The Brussels sprouts were an impulse buy as I was still in the shallows of the market - they're not really an economical choice for the household since the photo assistant won't eat them. But if buttered Brussels sprouts and toast for lunch at 11 a.m. are wrong, I don't want to be right!

It's become the time of year when hearty greens make it into every meal - blanched and chopped in tacos instead of lettuce, added to chilis and soups, and sauteed with garlic and olive oil to accompany just about anything. Tonight I'll probably have garlic-sauteed beet greens (my current fave!) along with roasted potatoes and veggie sausage for dinner. My friend Amanda makes a yummy dish with lacinato kale, lemon, and I think red pepper flakes - I'll try that this week.

And of course, given the tough economic times (which for me have nothing to do with Wall Street, rather the increase in my monthly student loan payment for culinary school), I'll save the stems from all the greens and stir-fry them with tofu at the end of the week, like I did last night. Not the tastiest dish in the world, but good if it's spicy enough, healthful with brown rice, and frugal.
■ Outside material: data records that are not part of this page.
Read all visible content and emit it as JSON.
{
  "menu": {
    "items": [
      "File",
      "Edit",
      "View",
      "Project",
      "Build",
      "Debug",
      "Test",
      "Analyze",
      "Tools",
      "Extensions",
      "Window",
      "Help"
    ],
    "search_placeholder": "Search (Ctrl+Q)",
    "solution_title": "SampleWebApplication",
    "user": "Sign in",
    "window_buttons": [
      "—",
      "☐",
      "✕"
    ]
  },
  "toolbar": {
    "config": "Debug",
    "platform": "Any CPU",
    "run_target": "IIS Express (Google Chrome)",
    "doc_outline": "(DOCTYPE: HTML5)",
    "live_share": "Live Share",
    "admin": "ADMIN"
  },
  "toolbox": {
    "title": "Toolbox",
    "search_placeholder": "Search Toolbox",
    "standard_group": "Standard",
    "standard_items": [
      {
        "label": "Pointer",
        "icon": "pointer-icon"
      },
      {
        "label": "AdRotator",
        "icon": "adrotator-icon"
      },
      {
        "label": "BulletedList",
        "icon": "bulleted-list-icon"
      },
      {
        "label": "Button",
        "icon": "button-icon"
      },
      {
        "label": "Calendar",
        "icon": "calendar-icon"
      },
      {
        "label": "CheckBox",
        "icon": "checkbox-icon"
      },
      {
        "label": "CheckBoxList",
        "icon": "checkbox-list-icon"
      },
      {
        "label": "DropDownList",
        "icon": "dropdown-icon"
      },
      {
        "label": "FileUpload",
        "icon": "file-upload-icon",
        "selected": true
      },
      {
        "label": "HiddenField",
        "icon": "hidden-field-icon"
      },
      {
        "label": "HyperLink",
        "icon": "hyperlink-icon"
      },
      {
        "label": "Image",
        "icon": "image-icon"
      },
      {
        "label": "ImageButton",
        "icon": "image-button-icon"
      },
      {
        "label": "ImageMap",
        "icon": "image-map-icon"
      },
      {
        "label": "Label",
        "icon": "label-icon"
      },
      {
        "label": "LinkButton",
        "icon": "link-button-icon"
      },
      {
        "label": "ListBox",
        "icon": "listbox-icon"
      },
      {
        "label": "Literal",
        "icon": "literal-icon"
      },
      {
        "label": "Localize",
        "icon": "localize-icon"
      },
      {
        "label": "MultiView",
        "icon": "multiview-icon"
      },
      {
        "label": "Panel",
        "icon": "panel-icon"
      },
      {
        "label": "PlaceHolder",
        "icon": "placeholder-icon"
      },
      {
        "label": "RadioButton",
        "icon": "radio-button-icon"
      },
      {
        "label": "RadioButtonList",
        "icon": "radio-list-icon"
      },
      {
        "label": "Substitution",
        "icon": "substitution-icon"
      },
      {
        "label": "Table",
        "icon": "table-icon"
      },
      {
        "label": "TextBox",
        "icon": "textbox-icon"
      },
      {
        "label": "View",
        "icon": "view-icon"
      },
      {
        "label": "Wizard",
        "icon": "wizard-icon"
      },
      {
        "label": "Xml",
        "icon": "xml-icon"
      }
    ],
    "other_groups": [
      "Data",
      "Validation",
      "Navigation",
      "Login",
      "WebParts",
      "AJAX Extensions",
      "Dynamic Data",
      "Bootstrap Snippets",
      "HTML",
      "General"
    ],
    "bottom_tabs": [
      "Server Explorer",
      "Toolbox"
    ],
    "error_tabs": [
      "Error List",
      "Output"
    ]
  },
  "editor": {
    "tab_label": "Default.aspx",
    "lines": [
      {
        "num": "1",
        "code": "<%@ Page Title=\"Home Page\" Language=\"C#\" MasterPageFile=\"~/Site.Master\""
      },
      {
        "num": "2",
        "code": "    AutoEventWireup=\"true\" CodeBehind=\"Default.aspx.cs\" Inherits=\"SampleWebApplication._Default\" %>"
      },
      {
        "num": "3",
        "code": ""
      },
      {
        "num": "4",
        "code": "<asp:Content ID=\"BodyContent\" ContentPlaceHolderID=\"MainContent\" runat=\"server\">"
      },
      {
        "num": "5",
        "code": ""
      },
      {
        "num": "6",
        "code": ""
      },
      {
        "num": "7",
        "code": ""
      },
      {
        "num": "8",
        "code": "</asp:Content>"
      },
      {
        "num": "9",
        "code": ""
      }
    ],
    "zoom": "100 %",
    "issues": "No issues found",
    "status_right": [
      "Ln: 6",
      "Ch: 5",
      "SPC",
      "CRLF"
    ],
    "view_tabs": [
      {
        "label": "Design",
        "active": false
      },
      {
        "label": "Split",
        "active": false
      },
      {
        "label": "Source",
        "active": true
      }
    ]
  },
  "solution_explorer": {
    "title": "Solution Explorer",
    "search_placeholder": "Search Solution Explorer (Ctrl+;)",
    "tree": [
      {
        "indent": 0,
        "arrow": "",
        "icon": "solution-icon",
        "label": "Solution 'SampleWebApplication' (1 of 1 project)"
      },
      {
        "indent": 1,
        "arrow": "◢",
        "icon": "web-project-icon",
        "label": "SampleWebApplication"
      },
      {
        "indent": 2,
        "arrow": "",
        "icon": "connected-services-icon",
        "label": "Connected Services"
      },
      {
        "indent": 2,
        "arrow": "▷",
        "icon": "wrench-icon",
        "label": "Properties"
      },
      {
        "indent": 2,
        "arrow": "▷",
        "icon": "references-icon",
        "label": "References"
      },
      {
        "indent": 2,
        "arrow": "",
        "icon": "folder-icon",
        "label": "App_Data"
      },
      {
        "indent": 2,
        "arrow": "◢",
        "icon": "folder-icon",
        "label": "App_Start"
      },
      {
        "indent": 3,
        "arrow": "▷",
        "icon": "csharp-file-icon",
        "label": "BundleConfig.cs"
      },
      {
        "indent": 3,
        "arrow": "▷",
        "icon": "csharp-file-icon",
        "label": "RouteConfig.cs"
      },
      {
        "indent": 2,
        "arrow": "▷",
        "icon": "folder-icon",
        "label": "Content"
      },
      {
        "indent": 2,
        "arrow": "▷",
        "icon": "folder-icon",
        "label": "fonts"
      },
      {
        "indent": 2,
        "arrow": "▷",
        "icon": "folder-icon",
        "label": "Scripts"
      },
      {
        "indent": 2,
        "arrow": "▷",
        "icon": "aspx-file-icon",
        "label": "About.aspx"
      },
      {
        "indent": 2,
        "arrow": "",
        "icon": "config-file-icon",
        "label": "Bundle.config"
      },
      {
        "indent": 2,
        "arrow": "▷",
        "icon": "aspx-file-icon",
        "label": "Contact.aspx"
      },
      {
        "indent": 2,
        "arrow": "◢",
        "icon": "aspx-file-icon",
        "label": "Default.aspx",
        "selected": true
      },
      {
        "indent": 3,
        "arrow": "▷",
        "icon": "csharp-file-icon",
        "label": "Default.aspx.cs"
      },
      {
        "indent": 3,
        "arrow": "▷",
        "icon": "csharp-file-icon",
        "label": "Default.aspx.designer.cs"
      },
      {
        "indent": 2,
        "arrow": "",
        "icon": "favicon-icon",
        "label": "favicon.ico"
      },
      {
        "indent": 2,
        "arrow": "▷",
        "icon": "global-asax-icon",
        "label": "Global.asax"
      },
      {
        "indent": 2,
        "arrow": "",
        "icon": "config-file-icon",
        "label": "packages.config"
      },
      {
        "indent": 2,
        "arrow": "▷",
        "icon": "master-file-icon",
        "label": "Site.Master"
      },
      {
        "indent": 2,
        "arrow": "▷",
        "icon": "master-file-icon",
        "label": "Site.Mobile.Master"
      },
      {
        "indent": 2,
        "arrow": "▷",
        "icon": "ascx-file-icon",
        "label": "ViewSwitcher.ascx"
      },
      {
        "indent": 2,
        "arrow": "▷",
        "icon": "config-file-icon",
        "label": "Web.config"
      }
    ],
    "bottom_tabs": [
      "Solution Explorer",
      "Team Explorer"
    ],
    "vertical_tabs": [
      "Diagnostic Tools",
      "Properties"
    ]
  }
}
One of my favorite greens dishes lately is toasted English muffin halves topped with (in this order) goat cheese, minced chives, garlic-sauteed chiffonade-cut greens (chard is ideal), a butter-fried egg each, and more minced chives on top. The chives may seem optional, but they absolutely make this dish - combined with the goat cheese they elevate an ordinary breakfast combo into a dinner-worthy meal. Tomatoes on the side are an excellent accompaniment and predictably, I precede this with a big green salad.

Sunday, October 05, 2008

Minestrone fixings and grapes

It was an undeniably chilly morning at the USG; there's no turning back from this fall thing, people.
The budget was tight today:
1 bunch chard
1 bunch kale (the same fancy kind I got last week)
1 bunch beets with greens
4 lbs. carrots
4 plum tomatoes
3/4 lb. mixed greens
1/2 lb. Lakemont variety seedless grapes
5 lbs. Concord grapes
1 Osage orange

Total spent: $56

I got a bug to make minestrone with fresh cranberry beans, so I bought some tomatoes that looked perfect for soup (it's the tomato equivalent of having a face for radio), a bunch of chard...and made quite a serviceable minestrone with whole wheat rotelle.

The grapes are for another batch of homemade jelly, but I have to find some Pomona's Pectin, since Brooklyn Kitchen is out. I really have no idea where else to look, but I've got to figure it out soon.